Often when you’re developing code, your debugging tools are limited to logging and step-by-step debugging. But for complex data sets, especially those dealing with spatial data, it’s far more useful to display that data visually. The same is true for end users – a sequence of numbers means very little; a dumped spreadsheet of data, while accurate, doesn’t let you see shapes or patterns. Turn those numbers into 2D graphs, and you can discern patterns, noise and trends. But that still may not be enough. You can make a line graph of each component of a 3D position that changes over time, but in 2D those graphs make little sense. Allow it to be viewed in true 3D space however, and suddenly you can see the shapes. But a line covering every point that 3D position visited tells you nothing about how quickly it moved between those points. So you introduce animation over time, or colour, and suddenly the data makes sense. When writing processing code, a visual representation of the outputs lets you pick out flaws that would otherwise be hidden. Spikes where there should be smoothness, patterns where there should be only random noise, correlations that hint at relationships you didn’t realise existed.
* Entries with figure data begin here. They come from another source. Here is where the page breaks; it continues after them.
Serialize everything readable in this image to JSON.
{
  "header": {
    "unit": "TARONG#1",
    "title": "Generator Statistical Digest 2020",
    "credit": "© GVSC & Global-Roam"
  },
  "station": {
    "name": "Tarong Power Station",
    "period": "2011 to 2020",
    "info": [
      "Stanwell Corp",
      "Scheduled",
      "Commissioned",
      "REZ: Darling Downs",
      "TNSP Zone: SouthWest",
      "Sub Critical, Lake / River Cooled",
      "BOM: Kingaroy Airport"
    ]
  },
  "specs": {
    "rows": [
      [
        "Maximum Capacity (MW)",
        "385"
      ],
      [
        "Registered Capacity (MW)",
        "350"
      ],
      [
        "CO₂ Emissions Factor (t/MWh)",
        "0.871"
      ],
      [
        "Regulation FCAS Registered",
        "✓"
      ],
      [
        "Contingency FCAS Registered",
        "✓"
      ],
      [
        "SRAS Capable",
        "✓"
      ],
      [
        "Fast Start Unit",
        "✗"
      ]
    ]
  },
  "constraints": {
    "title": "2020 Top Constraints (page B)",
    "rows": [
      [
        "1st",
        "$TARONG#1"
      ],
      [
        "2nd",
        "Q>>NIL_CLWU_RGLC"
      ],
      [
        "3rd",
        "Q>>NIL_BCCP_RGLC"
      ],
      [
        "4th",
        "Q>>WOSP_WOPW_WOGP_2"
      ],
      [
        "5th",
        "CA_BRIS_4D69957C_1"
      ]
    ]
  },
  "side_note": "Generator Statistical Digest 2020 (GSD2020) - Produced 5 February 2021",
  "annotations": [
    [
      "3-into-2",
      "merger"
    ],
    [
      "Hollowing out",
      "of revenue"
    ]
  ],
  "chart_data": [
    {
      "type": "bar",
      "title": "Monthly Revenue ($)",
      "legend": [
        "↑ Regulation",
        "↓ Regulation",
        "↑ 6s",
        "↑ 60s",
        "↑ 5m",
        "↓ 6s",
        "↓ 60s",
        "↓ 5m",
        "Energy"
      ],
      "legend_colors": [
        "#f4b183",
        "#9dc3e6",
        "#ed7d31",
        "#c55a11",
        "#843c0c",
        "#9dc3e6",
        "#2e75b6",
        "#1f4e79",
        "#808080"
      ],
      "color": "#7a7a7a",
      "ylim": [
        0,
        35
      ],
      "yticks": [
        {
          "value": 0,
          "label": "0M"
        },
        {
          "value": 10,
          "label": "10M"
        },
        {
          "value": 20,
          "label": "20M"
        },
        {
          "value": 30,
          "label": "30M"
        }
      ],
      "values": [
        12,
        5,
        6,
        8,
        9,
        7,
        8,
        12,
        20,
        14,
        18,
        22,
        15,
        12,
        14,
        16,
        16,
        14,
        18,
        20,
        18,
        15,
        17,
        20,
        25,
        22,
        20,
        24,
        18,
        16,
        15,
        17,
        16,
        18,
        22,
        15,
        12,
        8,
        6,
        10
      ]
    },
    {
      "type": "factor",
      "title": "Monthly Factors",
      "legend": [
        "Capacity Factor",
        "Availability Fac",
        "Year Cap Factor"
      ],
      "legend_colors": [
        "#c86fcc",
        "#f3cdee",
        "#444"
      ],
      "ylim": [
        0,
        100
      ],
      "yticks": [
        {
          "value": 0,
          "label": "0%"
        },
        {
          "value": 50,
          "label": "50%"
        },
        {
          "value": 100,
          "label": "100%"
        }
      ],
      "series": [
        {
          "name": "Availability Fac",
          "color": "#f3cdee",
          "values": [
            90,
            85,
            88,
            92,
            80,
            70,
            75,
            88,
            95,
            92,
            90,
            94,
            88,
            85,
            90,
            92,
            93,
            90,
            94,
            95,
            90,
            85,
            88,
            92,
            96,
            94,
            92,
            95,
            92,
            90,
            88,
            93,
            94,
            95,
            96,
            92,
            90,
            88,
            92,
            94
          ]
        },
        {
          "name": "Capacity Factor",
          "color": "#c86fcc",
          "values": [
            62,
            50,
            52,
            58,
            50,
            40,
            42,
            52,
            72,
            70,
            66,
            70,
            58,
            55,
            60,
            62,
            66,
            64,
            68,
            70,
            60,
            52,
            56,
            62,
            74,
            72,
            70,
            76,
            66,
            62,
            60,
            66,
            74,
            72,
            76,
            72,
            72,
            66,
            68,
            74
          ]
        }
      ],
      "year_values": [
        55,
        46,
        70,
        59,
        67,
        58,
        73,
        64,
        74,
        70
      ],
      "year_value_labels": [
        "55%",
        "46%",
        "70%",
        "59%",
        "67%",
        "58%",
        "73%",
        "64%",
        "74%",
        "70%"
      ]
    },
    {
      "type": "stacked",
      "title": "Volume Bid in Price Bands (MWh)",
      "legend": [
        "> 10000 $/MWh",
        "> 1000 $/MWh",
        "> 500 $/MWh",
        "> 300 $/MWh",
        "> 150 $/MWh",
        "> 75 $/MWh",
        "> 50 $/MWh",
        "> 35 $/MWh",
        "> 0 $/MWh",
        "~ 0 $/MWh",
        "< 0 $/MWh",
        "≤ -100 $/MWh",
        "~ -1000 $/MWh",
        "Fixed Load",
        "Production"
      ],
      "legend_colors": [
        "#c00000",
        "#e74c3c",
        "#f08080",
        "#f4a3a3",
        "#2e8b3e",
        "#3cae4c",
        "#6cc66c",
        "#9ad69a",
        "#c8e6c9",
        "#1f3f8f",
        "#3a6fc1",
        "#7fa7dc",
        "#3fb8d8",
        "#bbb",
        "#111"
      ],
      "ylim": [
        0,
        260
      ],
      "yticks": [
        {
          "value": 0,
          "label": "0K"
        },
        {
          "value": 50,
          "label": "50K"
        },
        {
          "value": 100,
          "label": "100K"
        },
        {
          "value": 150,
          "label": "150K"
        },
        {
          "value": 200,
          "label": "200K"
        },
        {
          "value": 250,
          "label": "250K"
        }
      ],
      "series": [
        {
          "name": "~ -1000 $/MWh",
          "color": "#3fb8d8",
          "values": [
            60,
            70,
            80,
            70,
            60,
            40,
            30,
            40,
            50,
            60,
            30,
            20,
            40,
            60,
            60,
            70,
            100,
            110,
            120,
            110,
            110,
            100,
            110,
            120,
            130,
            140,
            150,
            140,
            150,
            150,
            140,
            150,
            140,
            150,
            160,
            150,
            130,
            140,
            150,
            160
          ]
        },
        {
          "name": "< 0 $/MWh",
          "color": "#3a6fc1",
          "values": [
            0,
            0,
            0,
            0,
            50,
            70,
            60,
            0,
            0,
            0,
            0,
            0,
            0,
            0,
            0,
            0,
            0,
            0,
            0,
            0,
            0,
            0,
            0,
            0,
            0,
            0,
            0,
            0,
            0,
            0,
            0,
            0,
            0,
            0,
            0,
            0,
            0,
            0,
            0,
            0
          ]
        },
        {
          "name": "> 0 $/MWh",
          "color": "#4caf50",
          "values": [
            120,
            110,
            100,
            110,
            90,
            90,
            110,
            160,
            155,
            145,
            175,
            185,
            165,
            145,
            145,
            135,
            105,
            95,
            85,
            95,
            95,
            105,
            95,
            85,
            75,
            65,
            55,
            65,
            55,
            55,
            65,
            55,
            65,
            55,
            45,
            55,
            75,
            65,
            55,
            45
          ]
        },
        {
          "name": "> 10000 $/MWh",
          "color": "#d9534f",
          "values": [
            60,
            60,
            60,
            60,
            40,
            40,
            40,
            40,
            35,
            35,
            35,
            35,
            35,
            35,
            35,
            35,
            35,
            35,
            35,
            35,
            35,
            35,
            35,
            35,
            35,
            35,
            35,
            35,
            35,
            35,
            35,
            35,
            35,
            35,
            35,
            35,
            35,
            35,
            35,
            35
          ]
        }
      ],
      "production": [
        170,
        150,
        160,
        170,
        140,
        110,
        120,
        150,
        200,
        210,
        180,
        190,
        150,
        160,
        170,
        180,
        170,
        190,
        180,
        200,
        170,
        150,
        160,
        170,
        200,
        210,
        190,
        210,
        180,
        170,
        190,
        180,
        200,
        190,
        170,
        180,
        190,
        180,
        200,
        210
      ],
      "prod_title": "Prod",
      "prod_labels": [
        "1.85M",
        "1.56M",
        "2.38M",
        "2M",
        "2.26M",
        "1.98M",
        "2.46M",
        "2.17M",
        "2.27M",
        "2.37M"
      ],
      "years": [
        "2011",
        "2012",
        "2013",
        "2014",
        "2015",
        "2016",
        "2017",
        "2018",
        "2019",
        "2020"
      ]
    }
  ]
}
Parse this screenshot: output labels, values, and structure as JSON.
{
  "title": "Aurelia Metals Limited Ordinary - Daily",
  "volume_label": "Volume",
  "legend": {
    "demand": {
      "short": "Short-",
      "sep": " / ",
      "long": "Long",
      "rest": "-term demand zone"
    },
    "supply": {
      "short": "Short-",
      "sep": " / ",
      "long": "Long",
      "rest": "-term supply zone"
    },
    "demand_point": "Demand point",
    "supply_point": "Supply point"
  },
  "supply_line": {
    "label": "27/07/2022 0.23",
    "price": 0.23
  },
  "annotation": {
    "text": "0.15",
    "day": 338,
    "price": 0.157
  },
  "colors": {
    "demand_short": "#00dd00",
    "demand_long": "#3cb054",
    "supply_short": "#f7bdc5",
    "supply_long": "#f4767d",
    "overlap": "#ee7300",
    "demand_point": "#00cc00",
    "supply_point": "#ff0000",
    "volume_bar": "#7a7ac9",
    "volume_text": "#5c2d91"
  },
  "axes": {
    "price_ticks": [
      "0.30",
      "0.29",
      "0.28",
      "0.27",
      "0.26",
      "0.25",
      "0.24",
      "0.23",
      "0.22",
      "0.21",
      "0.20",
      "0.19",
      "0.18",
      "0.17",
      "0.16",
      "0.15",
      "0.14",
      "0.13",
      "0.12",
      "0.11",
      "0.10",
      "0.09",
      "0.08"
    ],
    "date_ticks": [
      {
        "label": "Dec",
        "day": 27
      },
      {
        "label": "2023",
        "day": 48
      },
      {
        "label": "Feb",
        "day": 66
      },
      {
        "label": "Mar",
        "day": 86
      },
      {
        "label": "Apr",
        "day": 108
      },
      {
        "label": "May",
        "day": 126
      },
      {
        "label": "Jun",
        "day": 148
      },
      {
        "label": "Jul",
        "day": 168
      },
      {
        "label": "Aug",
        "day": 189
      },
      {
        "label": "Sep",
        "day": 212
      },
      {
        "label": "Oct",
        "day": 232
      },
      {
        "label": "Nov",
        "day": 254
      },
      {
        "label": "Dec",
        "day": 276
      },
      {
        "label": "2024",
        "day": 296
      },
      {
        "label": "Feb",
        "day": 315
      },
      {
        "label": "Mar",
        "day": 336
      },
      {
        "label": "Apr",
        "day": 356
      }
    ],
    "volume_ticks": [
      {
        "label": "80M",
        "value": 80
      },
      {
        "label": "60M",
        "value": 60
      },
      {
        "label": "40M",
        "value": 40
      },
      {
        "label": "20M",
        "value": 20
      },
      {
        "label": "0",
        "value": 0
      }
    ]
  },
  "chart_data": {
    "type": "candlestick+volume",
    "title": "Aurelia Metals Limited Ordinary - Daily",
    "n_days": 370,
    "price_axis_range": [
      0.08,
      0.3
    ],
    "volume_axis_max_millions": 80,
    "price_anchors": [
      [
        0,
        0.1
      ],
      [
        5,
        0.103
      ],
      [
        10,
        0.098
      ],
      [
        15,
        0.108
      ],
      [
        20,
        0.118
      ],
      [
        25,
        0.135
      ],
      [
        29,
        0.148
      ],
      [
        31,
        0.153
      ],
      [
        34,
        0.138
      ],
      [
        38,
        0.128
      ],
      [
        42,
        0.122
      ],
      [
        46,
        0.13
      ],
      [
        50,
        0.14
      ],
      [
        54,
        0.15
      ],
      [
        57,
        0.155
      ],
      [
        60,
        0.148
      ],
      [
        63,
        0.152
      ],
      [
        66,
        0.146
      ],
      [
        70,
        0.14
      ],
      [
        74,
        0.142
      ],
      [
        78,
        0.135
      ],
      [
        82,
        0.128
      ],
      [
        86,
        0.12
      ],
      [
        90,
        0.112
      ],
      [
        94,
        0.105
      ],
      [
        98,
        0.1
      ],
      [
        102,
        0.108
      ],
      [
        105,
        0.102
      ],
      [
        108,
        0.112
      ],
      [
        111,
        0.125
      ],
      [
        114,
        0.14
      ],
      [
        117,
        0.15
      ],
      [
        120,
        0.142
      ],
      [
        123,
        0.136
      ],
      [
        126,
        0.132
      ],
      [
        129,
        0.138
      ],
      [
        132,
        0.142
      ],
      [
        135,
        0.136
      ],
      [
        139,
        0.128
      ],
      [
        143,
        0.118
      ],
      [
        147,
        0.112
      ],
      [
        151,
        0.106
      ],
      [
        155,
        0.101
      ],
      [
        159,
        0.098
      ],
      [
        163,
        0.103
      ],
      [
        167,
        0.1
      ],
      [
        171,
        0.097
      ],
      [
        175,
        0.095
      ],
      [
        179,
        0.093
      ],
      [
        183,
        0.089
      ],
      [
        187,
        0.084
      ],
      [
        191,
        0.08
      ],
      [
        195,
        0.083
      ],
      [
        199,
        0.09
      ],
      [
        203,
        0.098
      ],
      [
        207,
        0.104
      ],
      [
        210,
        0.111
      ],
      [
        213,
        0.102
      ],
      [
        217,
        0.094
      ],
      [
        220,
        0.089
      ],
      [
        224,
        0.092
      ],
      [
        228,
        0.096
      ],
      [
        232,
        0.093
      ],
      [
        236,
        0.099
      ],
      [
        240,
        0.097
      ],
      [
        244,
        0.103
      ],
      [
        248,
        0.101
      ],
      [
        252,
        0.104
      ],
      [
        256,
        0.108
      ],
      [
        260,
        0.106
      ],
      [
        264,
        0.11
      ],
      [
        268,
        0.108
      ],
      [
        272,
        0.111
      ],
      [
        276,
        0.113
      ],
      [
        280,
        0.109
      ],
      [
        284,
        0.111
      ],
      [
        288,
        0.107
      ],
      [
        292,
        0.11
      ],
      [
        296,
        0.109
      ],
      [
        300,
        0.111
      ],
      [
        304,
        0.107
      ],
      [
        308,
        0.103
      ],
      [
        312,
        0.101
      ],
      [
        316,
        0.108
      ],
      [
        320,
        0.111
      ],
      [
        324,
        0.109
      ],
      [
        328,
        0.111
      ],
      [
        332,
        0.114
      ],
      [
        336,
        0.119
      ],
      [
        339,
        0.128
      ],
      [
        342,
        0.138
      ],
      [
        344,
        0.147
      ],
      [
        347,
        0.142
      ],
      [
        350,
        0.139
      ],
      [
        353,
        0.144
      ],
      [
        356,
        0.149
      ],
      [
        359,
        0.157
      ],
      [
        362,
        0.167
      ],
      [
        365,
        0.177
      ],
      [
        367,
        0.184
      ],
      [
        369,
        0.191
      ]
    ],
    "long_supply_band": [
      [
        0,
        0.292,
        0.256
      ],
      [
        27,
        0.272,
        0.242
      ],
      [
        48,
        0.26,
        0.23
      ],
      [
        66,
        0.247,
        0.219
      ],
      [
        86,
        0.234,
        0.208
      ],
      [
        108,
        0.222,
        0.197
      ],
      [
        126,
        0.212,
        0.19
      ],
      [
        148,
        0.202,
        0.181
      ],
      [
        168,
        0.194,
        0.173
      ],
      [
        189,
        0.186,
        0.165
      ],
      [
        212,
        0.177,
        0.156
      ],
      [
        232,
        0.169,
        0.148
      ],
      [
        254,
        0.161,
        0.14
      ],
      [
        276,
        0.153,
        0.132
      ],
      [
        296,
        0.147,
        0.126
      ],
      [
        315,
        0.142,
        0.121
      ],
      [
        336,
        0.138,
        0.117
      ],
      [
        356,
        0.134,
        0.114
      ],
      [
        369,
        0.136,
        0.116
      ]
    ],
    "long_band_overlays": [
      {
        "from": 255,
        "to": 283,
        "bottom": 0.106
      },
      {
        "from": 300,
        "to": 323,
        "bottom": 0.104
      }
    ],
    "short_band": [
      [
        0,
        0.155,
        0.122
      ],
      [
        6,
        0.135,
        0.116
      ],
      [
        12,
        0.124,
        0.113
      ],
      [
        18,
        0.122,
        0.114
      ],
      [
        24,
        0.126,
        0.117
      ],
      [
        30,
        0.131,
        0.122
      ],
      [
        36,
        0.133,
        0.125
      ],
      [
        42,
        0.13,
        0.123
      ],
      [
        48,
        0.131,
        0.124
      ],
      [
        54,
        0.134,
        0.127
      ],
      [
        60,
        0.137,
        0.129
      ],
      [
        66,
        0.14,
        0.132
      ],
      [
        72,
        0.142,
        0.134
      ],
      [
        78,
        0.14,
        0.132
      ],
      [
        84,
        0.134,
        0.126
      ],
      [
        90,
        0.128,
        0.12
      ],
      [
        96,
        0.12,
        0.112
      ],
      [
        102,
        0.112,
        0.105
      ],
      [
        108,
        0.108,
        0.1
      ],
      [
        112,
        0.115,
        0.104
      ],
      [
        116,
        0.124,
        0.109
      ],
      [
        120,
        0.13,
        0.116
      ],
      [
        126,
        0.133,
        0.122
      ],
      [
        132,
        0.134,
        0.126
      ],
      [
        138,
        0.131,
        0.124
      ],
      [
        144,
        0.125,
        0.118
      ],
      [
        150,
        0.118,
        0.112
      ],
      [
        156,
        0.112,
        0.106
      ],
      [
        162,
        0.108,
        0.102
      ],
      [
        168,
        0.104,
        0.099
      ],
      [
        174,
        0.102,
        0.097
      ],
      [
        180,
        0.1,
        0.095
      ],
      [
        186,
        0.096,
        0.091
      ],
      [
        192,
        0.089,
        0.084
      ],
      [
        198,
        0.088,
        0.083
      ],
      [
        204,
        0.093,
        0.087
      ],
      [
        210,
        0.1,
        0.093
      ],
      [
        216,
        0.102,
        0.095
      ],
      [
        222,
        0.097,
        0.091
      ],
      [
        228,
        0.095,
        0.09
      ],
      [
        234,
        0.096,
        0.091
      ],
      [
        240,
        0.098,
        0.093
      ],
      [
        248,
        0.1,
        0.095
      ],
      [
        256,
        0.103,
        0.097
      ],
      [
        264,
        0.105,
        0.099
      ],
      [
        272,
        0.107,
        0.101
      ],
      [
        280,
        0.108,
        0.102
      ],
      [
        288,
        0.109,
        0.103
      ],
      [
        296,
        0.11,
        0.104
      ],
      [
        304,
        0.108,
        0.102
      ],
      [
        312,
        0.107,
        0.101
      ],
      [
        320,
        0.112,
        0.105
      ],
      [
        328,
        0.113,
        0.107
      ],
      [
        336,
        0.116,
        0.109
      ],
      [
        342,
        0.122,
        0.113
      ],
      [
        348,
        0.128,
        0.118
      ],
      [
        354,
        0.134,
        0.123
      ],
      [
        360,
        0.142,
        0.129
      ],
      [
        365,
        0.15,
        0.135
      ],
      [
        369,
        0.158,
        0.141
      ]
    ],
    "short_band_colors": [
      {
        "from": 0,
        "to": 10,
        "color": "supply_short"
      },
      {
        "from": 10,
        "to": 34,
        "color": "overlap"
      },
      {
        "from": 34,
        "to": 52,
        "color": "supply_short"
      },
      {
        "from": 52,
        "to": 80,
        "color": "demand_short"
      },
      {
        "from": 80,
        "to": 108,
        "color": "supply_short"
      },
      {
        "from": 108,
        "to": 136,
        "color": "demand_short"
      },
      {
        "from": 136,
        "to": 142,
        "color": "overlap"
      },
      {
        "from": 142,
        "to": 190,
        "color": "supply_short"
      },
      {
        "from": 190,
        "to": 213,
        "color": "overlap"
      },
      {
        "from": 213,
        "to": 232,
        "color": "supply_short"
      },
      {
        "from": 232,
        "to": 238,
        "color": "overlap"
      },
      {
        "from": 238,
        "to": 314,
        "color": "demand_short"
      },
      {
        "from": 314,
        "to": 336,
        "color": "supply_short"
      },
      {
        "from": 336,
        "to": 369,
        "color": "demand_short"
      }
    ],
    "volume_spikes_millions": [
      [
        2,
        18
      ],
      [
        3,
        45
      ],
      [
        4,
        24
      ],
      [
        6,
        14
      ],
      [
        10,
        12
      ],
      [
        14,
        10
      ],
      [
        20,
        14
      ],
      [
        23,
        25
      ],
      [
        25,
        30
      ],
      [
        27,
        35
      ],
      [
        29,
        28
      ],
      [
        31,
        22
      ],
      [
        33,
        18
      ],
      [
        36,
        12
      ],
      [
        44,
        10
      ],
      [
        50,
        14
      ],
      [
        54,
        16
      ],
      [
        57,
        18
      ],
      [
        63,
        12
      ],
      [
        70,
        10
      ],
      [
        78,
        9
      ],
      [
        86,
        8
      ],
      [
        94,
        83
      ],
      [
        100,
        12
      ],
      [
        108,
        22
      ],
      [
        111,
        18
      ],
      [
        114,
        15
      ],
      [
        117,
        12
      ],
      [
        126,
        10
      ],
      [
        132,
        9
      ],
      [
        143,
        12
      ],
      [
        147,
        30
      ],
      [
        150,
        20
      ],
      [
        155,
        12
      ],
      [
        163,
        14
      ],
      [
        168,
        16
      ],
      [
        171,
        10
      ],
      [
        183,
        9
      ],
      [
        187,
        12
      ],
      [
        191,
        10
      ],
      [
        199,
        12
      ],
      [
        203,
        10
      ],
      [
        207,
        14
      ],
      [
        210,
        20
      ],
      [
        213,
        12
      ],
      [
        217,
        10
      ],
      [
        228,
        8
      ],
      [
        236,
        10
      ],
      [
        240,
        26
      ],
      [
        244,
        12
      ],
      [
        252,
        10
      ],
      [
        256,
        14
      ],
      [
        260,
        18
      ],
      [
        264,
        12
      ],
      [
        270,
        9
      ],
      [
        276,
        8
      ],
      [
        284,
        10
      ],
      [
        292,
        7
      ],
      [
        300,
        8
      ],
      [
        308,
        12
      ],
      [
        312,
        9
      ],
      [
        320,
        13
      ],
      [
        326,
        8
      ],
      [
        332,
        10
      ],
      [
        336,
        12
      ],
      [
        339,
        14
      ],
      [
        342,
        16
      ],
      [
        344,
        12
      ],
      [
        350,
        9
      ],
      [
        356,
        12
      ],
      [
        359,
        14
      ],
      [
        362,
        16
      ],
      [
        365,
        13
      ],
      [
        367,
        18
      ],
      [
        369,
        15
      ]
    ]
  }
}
Of course it isn’t as simple as layering in more and more information. With too much visual clutter, it becomes impossible to discern any useful patterns from the data. So knowledge of what data is important becomes vital; ways of filtering information to show only what is relevant allow you to show information where it is needed, and hide it when it is not.
This, again, is one of the reasons why I’m so enthused about VR development. Being able to visualise spatial data is very dependent on good camera work – you have to be able to look around the visualisation. If the camera is out of your control, then you’re utterly reliant on the generated camera. If that is poor, then you might as well have a 2D visualisation of the data, because you need to have some useful spatial context to be able to process what you’re actually seeing. It’s for that reason that many optical illusions that rely on a particular perspective are defeated by moving your viewpoint; if you viewed the same illusion from a static perspective, you wouldn’t be able to tell it was an illusion at all.
So the introduction of VR allows us to get great flexibility of viewpoint, while not requiring the user to learn a cryptic set of control inputs to gain full 3D control over their viewpoint. That opens up great possibilities for exploring even more complex datasets and 3D structures. We’re living in an age where technology has advanced massively and the integration of computing into our everyday lives has resulted in masses of new information becoming available, in overwhelming amounts. Being able to visualise and process that information is the first step to being able to make use of it, and we’ll need new tools and tricks to do that.